In contrast, Telecom last year pulled the plug on its sponsorship agreement with the All Blacks due to frustration caused by a lack of exposure.

“For Telecom, the All Blacks sponsorship didn’t work,” said Kellie Nathan, the former general manager of Telecom at the time. “We didn’t feature strongly enough in our tracking as an All Blacks sponsor to get the attribution we needed to justify the investment. There are so many others involved who have done a lot of work to build up a presence. So rather than be one of many, we said let’s own something and develop it from the grassroots up.”
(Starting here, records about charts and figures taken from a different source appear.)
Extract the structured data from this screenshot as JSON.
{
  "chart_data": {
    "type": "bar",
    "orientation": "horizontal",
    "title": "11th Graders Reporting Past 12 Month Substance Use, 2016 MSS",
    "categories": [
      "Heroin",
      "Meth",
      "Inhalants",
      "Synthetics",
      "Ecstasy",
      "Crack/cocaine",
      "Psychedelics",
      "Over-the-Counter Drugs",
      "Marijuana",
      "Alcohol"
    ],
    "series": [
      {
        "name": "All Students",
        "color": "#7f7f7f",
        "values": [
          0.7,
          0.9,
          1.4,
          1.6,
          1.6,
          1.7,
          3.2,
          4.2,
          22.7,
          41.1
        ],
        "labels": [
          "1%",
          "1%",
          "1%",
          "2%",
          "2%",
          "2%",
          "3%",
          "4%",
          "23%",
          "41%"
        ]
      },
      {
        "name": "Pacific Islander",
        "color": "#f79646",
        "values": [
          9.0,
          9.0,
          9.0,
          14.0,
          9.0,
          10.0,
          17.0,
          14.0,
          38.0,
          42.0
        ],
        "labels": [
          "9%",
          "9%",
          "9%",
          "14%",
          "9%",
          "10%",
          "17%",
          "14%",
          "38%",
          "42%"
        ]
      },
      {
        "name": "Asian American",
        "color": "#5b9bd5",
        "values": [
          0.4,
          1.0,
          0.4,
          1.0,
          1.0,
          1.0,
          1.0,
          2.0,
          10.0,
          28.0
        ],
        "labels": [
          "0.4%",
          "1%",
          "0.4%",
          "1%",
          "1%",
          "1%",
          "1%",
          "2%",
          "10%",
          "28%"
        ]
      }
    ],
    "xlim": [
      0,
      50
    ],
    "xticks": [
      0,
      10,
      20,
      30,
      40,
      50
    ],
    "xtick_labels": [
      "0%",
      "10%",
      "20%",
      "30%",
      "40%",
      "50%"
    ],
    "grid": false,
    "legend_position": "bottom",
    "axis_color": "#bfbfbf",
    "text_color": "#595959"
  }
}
In place of the All Blacks sponsorship, Telecom has attempted to find clear air, so it has tried to find areas where youth are over-represented and is focusing on niche sports with big followings, like basketball. Further to this goal, the company has recently been involved with several digital-themed events, including Cut and Paste’s Live Design and Digital Nationz.

Such steps indicate that Telecom is starting to undertake a major transformation of its corporate affairs, which extends beyond a simple name change. And if the company really intends to convince the public that this is more than a simple substitution of one name for another, it will find additional ways to show this.       

As Baguley says when talking about the success of Vodafone’s rebrand: “A true rebrand must be backed up by an actual change – more than just a new logo – one which leads to a clear internal behaviour shift and is embraced across the entire company. It requires a consistent approach, attention to details and a fair amount of budget. Customers must see and feel that everything is different and better than before.”

And should Telecom achieve this, then they’ll be hoping its rebrand will be used as a new reference point 16 years from now.